Cardiovascular disorders are the leading cause of death in both men and women. However, the molecular and cellular mechanisms guiding cardiovascular disease progression in women remain poorly characterized. We seek to use precision biomaterials as tools to determine sex-specific mechanisms of cardiovascular disease progression at multiple length scales. We are also interested in characterizing sex-specific biology associated with cancer metastasis, stem cell biology, and inflammation.
BIOMATERIALS TO STUDY SEX-SPECIFIC CELLULAR RESPONSES TO ENGINEERED MICROENVIRONMENTS
Clinical data from aortic valve stenosis patients suggest men develop calcified, bone-like valve tissue, whereas women develop fibrotic, scar-like valvular tissue. We seek to understand how valvular cells integrate mechanical and biochemical signals from sex-specific tissue microenvironments to direct sexual dimorphisms in heart valve disease
PATIENT-SPECIFIC MODELS OF AORTIC VALVE DISEASE
Small molecule inhibitors of aortic valve disease remain elusive. We have engineered in vitro models of valve disease using human serum from patients with valve disease and hydrogels to culture valvular cells. Our models may allow for personalized drug discovery for patients with valve disease.

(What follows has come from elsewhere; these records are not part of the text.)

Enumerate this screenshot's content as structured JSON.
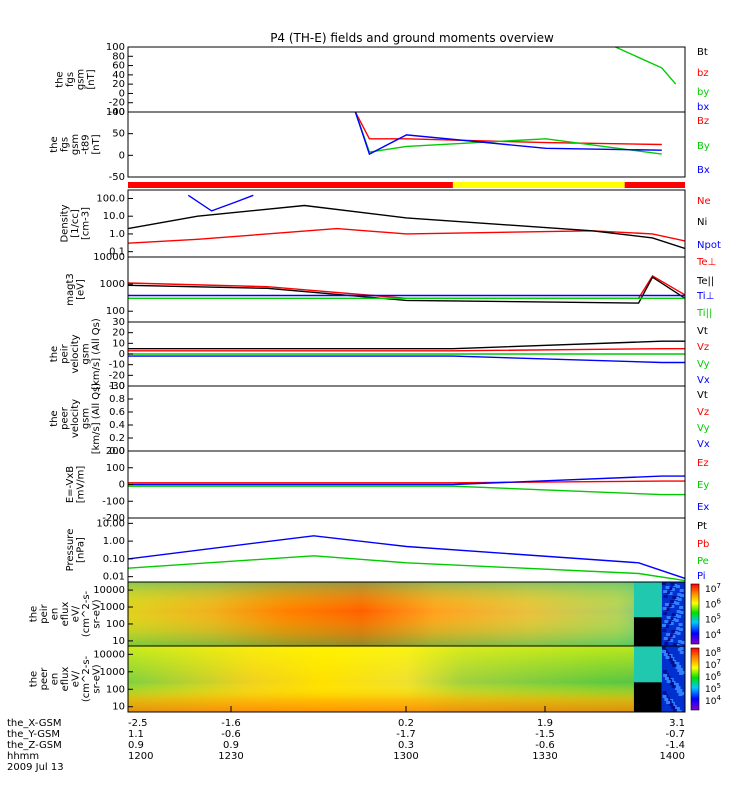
{
  "title": "P4 (TH-E) fields and ground moments overview",
  "time_axis": {
    "start": "1200",
    "end": "1400",
    "date": "2009 Jul 13",
    "rows": [
      {
        "label": "the_X-GSM",
        "values": [
          "-2.5",
          "-1.6",
          "0.2",
          "1.9",
          "3.1"
        ]
      },
      {
        "label": "the_Y-GSM",
        "values": [
          "1.1",
          "-0.6",
          "-1.7",
          "-1.5",
          "-0.7"
        ]
      },
      {
        "label": "the_Z-GSM",
        "values": [
          "0.9",
          "0.9",
          "0.3",
          "-0.6",
          "-1.4"
        ]
      },
      {
        "label": "hhmm",
        "values": [
          "1200",
          "1230",
          "1300",
          "1330",
          "1400"
        ]
      }
    ]
  },
  "mode_bar": {
    "segments": [
      {
        "from": "1200",
        "to": "1310",
        "color": "#ff0000"
      },
      {
        "from": "1310",
        "to": "1347",
        "color": "#ffff00"
      },
      {
        "from": "1347",
        "to": "1400",
        "color": "#ff0000"
      }
    ]
  },
  "chart_data": [
    {
      "type": "line",
      "ylabel": [
        "the",
        "fgs",
        "gsm",
        "[nT]"
      ],
      "ylim": [
        -40,
        100
      ],
      "yticks": [
        "100",
        "80",
        "60",
        "40",
        "20",
        "0",
        "-20",
        "-40"
      ],
      "series": [
        {
          "name": "Bt",
          "color": "#000000"
        },
        {
          "name": "bz",
          "color": "#ff0000"
        },
        {
          "name": "by",
          "color": "#00cc00",
          "x": [
            "1345",
            "1355",
            "1358"
          ],
          "values": [
            100,
            55,
            20
          ]
        },
        {
          "name": "bx",
          "color": "#0000ff"
        }
      ]
    },
    {
      "type": "line",
      "ylabel": [
        "the",
        "fgs",
        "gsm",
        "-t89",
        "[nT]"
      ],
      "ylim": [
        -70,
        100
      ],
      "yticks": [
        "100",
        "50",
        "0",
        "-50"
      ],
      "series": [
        {
          "name": "Bz",
          "color": "#ff0000",
          "x": [
            "1249",
            "1252",
            "1300",
            "1330",
            "1355"
          ],
          "values": [
            100,
            30,
            30,
            20,
            15
          ]
        },
        {
          "name": "By",
          "color": "#00cc00",
          "x": [
            "1249",
            "1252",
            "1300",
            "1330",
            "1355"
          ],
          "values": [
            100,
            -5,
            10,
            30,
            -10
          ]
        },
        {
          "name": "Bx",
          "color": "#0000ff",
          "x": [
            "1249",
            "1252",
            "1300",
            "1330",
            "1355"
          ],
          "values": [
            100,
            -10,
            40,
            5,
            0
          ]
        }
      ]
    },
    {
      "type": "line",
      "ylabel": [
        "Density",
        "[1/cc]",
        "[cm-3]"
      ],
      "ylim": [
        0.05,
        300
      ],
      "log": true,
      "yticks": [
        "100.0",
        "10.0",
        "1.0",
        "0.1"
      ],
      "series": [
        {
          "name": "Ne",
          "color": "#ff0000",
          "x": [
            "1200",
            "1215",
            "1245",
            "1300",
            "1340",
            "1353",
            "1400"
          ],
          "values": [
            0.3,
            0.5,
            2,
            1,
            1.5,
            1,
            0.4
          ]
        },
        {
          "name": "Ni",
          "color": "#000000",
          "x": [
            "1200",
            "1215",
            "1238",
            "1300",
            "1340",
            "1353",
            "1400"
          ],
          "values": [
            2,
            10,
            40,
            8,
            1.5,
            0.6,
            0.15
          ]
        },
        {
          "name": "Npot",
          "color": "#0000ff",
          "x": [
            "1213",
            "1218",
            "1223",
            "1227"
          ],
          "values": [
            150,
            20,
            60,
            150
          ]
        }
      ]
    },
    {
      "type": "line",
      "ylabel": [
        "magt3",
        "[eV]"
      ],
      "ylim": [
        40,
        10000
      ],
      "log": true,
      "yticks": [
        "10000",
        "1000",
        "100"
      ],
      "series": [
        {
          "name": "Te⊥",
          "color": "#ff0000",
          "x": [
            "1200",
            "1230",
            "1300",
            "1350",
            "1353",
            "1400"
          ],
          "values": [
            1100,
            800,
            300,
            300,
            2000,
            400
          ]
        },
        {
          "name": "Te||",
          "color": "#000000",
          "x": [
            "1200",
            "1230",
            "1300",
            "1350",
            "1353",
            "1400"
          ],
          "values": [
            900,
            700,
            250,
            200,
            1800,
            300
          ]
        },
        {
          "name": "Ti⊥",
          "color": "#0000ff",
          "x": [
            "1200",
            "1400"
          ],
          "values": [
            380,
            380
          ]
        },
        {
          "name": "Ti||",
          "color": "#00cc00",
          "x": [
            "1200",
            "1400"
          ],
          "values": [
            300,
            300
          ]
        }
      ]
    },
    {
      "type": "line",
      "ylabel": [
        "the",
        "peir",
        "velocity",
        "gsm",
        "[km/s] (All Qs)"
      ],
      "ylim": [
        -30,
        30
      ],
      "yticks": [
        "30",
        "20",
        "10",
        "0",
        "-10",
        "-20",
        "-30"
      ],
      "series": [
        {
          "name": "Vt",
          "color": "#000000",
          "x": [
            "1200",
            "1310",
            "1355",
            "1400"
          ],
          "values": [
            5,
            5,
            12,
            12
          ]
        },
        {
          "name": "Vz",
          "color": "#ff0000",
          "x": [
            "1200",
            "1310",
            "1355",
            "1400"
          ],
          "values": [
            3,
            3,
            5,
            5
          ]
        },
        {
          "name": "Vy",
          "color": "#00cc00",
          "x": [
            "1200",
            "1310",
            "1355",
            "1400"
          ],
          "values": [
            0,
            0,
            0,
            0
          ]
        },
        {
          "name": "Vx",
          "color": "#0000ff",
          "x": [
            "1200",
            "1310",
            "1355",
            "1400"
          ],
          "values": [
            -2,
            -2,
            -8,
            -8
          ]
        }
      ]
    },
    {
      "type": "line",
      "ylabel": [
        "the",
        "peer",
        "velocity",
        "gsm",
        "[km/s] (All Qs)"
      ],
      "ylim": [
        0,
        1
      ],
      "yticks": [
        "1.0",
        "0.8",
        "0.6",
        "0.4",
        "0.2",
        "0.0"
      ],
      "series": [
        {
          "name": "Vt",
          "color": "#000000"
        },
        {
          "name": "Vz",
          "color": "#ff0000"
        },
        {
          "name": "Vy",
          "color": "#00cc00"
        },
        {
          "name": "Vx",
          "color": "#0000ff"
        }
      ]
    },
    {
      "type": "line",
      "ylabel": [
        "E=-VxB",
        "[mV/m]"
      ],
      "ylim": [
        -200,
        200
      ],
      "yticks": [
        "200",
        "100",
        "0",
        "-100",
        "-200"
      ],
      "series": [
        {
          "name": "Ez",
          "color": "#ff0000",
          "x": [
            "1200",
            "1310",
            "1355",
            "1400"
          ],
          "values": [
            10,
            10,
            20,
            20
          ]
        },
        {
          "name": "Ey",
          "color": "#00cc00",
          "x": [
            "1200",
            "1310",
            "1355",
            "1400"
          ],
          "values": [
            -10,
            -10,
            -60,
            -60
          ]
        },
        {
          "name": "Ex",
          "color": "#0000ff",
          "x": [
            "1200",
            "1310",
            "1355",
            "1400"
          ],
          "values": [
            0,
            0,
            50,
            50
          ]
        }
      ]
    },
    {
      "type": "line",
      "ylabel": [
        "Pressure",
        "[nPa]"
      ],
      "ylim": [
        0.005,
        20
      ],
      "log": true,
      "yticks": [
        "10.00",
        "1.00",
        "0.10",
        "0.01"
      ],
      "series": [
        {
          "name": "Pt",
          "color": "#000000"
        },
        {
          "name": "Pb",
          "color": "#ff0000"
        },
        {
          "name": "Pe",
          "color": "#00cc00",
          "x": [
            "1200",
            "1240",
            "1300",
            "1350",
            "1400"
          ],
          "values": [
            0.03,
            0.15,
            0.06,
            0.015,
            0.006
          ]
        },
        {
          "name": "Pi",
          "color": "#0000ff",
          "x": [
            "1200",
            "1240",
            "1300",
            "1350",
            "1400"
          ],
          "values": [
            0.1,
            2,
            0.5,
            0.06,
            0.008
          ]
        }
      ]
    },
    {
      "type": "heatmap",
      "ylabel": [
        "the",
        "peir",
        "en",
        "eflux",
        "eV/",
        "(cm^2-s-",
        "sr-eV)"
      ],
      "ylim": [
        5,
        30000
      ],
      "log": true,
      "yticks": [
        "10000",
        "1000",
        "100",
        "10"
      ],
      "colorbar": {
        "ticks": [
          "10^7",
          "10^6",
          "10^5",
          "10^4"
        ]
      }
    },
    {
      "type": "heatmap",
      "ylabel": [
        "the",
        "peer",
        "en",
        "eflux",
        "eV/",
        "(cm^2-s-",
        "sr-eV)"
      ],
      "ylim": [
        5,
        30000
      ],
      "log": true,
      "yticks": [
        "10000",
        "1000",
        "100",
        "10"
      ],
      "colorbar": {
        "ticks": [
          "10^8",
          "10^7",
          "10^6",
          "10^5",
          "10^4"
        ]
      }
    }
  ]
}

SEX-SPECIFIC IMMUNOMODULATION FOR CARDIOVASCULAR TISSUE REGENERATION
Our lab seeks to engineer sex-specific biomaterial implants (image) to improve cardiac tissue remodeling after a heart attack. Given that men and women have differential immune responses after injury, we seek to modulate the inflammation response after a heart attack in a sex-specific manner to help improve cardiac remodeling.
SPATIAL TRANSCRIPTOMICS TO CHARACTERIZE SEX DIFFERENCES IN TISSUE ARCHITECTURE
Spatial transcriptomics is a powerful tool that enables the mapping of transcriptional activity in cells to a specific region in the tissue. We seek to use spatial transcriptomics techniques to characterize sex-specific cellular activity in native and engineered tissues.